Les Diolas sont réputés réfractaires au changement. Si certains projets de développement ont pu garantir un certain bien-être aux populations, ils n’ont pas, dans leur grande majorité, changé la manière de faire et d’être du paysan diola. Le paysan diola a vite compris qu’un projet de développement a une durée de vie très courte. Il est donc resté attaché à ses techniques et méthodes de culture qui pour lui représentent non seulement la sécurisation de la production – en prévision du moment où le projet s’arrêtera et avec lui l’argent et les intrants –, mais aussi une sorte de contrat social qui le lie à la terre de ses ancêtres. Or, les projets de développement qui se sont succédés dans la région n’ont pas tous apporté le bien-être promis ; certains ont accéléré la dégradation d’un écosystème déjà très fragilisé par les aléas climatiques. Les paysans citent en exemple la première expérimentation rizicole de 1965 financée par le Fond Européen de Développement (FED) et mise en œuvre par l’International Land Development Consultants (ILACO), une organisation hollandaise. Les ouvrages d’aménagements (construction de polders…) mis en place par ILACO ne tenaient pas compte du déficit pluviométrique et furent donc à l’origine de l’acidification de milliers d’hectares de sols cultivables, créant par endroits des dégâts irréparables, avec des taux de salinité de la terre deux fois et demi plus élevés que celle de la mer. Cette expérience traumatisante a rendu les paysans beaucoup plus méfiants vis-à-vis de tout projet de développement qui touche à la terre. C’est ce qui fait dire à un paysan diola que la traduction la plus adéquate de projet de développement est : « une succession d’essais et d’erreurs. Or, dit-il, on n’essaie pas la vie d’un homme. »

Odile Tendeng

Odile Tendeng

Linguiste

Odile Tendeng est linguiste de formation. Elle s’intéresse particulièrement à l’ethnolinguistique qui étudie le lien entre les langues et les gens qui la parlent. Par ce prisme, elle découvre des organisations sociales, des cultures, des visions du monde,…
Jeunes filles diola lors du boukout (rites d’initiation) de Baïla en août 2007 (Casamance, Sénégal). © KaBa (KaaBaa) – Wikimedia

“Développement” en diola

Les Diolas perçoivent le développement comme un processus. Ils le voient d’abord comme un effort individuel de chacun à vouloir bâtir l’idéal communautaire. Le terme “Eakken” ou “Ehanken” signifie littéralement “faire des efforts ; s’efforcer à…”

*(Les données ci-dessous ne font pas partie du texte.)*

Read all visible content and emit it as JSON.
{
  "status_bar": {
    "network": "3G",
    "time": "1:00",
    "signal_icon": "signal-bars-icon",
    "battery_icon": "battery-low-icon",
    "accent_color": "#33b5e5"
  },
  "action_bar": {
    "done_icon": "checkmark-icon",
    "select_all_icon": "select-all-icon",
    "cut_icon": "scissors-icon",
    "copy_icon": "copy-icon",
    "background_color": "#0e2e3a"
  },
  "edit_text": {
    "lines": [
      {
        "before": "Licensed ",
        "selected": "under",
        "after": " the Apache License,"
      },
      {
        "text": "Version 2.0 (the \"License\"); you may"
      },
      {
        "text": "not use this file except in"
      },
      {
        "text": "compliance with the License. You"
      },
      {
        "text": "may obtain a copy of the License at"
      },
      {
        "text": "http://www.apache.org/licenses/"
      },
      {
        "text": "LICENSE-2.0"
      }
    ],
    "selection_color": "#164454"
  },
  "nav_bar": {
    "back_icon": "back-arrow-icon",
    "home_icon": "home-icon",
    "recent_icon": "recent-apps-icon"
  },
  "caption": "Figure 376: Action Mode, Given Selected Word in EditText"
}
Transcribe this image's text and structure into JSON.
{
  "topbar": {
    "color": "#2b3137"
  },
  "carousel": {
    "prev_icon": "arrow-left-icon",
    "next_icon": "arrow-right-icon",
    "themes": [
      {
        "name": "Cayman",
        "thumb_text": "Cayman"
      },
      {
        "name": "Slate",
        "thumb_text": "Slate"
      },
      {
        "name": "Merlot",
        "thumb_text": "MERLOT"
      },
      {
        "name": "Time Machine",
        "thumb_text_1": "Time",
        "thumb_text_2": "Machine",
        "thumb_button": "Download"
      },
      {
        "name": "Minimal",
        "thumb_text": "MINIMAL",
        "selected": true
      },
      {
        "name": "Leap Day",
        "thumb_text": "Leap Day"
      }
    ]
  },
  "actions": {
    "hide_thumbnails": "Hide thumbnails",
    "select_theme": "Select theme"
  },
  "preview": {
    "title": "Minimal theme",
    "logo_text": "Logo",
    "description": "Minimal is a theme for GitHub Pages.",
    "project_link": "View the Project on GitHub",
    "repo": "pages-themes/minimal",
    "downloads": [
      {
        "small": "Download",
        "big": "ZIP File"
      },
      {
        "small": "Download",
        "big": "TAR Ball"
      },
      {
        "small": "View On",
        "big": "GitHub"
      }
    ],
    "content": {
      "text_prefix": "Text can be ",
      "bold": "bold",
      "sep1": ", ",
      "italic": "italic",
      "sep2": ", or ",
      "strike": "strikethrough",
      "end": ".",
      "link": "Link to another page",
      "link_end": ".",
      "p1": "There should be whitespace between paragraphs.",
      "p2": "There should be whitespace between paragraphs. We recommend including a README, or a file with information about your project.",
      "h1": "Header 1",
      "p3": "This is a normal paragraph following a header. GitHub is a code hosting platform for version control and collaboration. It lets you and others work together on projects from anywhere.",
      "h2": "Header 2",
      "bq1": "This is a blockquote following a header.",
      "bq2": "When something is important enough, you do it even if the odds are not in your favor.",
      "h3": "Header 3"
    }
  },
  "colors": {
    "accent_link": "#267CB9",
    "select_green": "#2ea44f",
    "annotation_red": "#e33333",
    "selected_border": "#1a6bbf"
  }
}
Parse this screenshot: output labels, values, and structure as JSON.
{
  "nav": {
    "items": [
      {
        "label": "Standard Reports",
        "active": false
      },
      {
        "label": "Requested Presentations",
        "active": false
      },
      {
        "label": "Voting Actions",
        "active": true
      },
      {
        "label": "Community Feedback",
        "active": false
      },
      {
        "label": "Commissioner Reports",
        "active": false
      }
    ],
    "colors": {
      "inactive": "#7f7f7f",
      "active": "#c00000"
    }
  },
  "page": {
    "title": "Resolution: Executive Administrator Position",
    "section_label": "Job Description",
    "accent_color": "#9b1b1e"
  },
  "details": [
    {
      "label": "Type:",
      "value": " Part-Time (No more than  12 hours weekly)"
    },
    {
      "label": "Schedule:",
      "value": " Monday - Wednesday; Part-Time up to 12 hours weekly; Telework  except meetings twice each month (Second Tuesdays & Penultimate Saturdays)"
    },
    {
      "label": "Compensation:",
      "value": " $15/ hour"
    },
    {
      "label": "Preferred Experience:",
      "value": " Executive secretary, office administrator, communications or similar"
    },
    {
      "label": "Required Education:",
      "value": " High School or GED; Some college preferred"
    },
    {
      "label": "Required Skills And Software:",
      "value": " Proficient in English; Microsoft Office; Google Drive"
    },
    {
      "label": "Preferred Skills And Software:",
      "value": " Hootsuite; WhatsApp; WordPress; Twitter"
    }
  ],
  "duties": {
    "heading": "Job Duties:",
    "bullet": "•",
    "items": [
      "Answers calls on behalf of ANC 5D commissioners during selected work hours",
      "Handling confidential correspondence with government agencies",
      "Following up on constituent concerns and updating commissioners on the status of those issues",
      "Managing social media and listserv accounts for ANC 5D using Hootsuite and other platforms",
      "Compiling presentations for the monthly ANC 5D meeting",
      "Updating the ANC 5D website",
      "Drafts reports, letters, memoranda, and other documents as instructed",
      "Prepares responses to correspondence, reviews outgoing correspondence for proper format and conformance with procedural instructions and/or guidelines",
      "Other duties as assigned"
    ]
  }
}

Or, l’effort qui doit conduire au développement est la somme des efforts individuels dont le but est de rendre effectif le projet communautaire : reproduction du groupe et fertilité des terres dans le respect strict de la vie. Les Diolas sont connus pour être des gens individualistes où le mérite est personnel. On est ce qu’on est par la force de son bras et non par la naissance. Étant très attachés à leur culture et à leur environnement qu’ils considèrent comme une partie d’eux-mêmes, ils conçoivent tout développement comme un processus qui respecte ses croyances et ses connaissances. Ce refus d’un développement qui aliène le futur, les habitants du village de Mangagoulak viennent de l’asséner aux ONGs qui évoluent en Casamance. Les pêcheurs du village qui se sont constitués en association dénommée “Kawawana” – ce qui veut dire : “préserver notre patrimoine ancestral” – refusent l’ingérence des ONG. Ils veulent garder la mainmise dans la gestion de leur projet.

Odile Tendeng, Magazine n’GO n°5, octobre 2012

Se mettre en action

Qu’évoque pour vous le mot « développement » ? Quel autre mot d’usage dans la coopération prend un autre sens dans une autre culture que la vôtre ? Partagez vos réflexions sur Youmanity !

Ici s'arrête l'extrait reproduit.